Ketiga, Pulau Tasmania terletak di sebelah selatan pantai Victoria. Daerah itu beriklim laut. Hasil pertanian yang utama adalah apel. Daerah itu merupakan tempat pariwisata bagi kebanyakan orang-orang Australia. Ibukotanya Hobart, kota tertua kedua di Australia. Kota Hobart memiliki pelabuhan yang menjadi pusat perdagangan dan menjadi jalur lalu lintas perdagangan internasional.

Selain itu, banjir juga melanda Pantai Timur Australia yang terjadi pada periode Maret dan Juli 2022, kian menambah tekanan karena menghancurkan tanaman hingga gagal panen kian memperparah langkanya produk pertanian.

Akibatnya, biaya hidup masyarakat menjadi naik karena harga buah-buahan dan sayuran akan melonjak lebih dari 8% selama enam bulan ke depan.

Menurut laporan terbaru Foodbank Negeri Kanguru tersebut masuk ke dalam daftar negara yang berpotensi besar akan mengalami krisis pangan akibat melonjaknya inflasi dan bencana alam.

Foodbank memproyeksikan sebanyak 500.000 rumah tangga akan sulit mendapat bahan makanan dan menyebabkan nutrisi masyarakat akan terganggu.

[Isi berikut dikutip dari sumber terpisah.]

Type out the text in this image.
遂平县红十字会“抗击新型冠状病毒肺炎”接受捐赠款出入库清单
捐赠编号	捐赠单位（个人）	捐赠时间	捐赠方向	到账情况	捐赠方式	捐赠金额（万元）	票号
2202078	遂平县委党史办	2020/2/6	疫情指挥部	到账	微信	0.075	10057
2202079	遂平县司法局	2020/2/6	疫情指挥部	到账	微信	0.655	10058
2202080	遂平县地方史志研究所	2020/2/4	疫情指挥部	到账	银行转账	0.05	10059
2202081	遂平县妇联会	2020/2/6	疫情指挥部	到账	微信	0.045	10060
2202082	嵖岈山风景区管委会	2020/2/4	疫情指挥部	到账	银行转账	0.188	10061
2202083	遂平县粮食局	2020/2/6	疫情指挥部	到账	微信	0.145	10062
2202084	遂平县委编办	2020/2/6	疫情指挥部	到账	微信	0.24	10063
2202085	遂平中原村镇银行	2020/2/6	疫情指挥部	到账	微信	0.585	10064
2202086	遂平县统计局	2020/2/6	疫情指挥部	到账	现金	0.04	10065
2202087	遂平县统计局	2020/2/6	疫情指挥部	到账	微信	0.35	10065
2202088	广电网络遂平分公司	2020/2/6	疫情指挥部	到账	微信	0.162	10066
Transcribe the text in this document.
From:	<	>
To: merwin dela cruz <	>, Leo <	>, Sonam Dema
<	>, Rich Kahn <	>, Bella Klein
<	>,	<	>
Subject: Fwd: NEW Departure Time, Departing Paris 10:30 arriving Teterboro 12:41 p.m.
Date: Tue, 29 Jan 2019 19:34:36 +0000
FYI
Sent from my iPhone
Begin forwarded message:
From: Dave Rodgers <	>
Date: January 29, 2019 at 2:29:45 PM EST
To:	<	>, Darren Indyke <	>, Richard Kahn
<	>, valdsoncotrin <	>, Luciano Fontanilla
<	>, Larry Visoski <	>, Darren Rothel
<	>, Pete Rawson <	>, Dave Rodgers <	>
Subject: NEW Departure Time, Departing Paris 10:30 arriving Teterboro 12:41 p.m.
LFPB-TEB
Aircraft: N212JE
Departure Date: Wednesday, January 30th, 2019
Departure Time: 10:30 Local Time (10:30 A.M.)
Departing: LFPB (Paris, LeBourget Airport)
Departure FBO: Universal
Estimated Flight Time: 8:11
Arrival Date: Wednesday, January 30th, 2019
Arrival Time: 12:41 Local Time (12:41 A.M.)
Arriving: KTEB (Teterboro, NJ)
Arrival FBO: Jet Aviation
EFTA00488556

Saat ini situasi semakin memburuk. Ini dijelaskan oleh Kepala eksekutif Foodbank, Brianna Casey, yang menegaskan bahwa situasi Australia merupakan yang terburuk selama enam tahun bekerja di lembaga itu.

"Saya belum pernah melihat sesuatu seperti yang kita lihat sekarang. Ini akan mengejutkan banyak orang bahwa kita melihat tingkat kerawanan pangan yang lebih buruk daripada puncak pandemi ... Orang-orang telah keluar dari pandemi dalam banyak kasus dalam posisi yang lebih rentan daripada saat mereka masuk," ujarnya.

Foodbank sendiri menjelaskan bahwa di antara mereka yang mengalami kerawanan pangan, 64% menyebutkan ini akibat dari kenaikan atau biaya hidup yang tinggi dan 42% menunjuk pada 'penghasilan rendah atau tunjangan pemerintah yang berkurang' sebagai penyebab utama.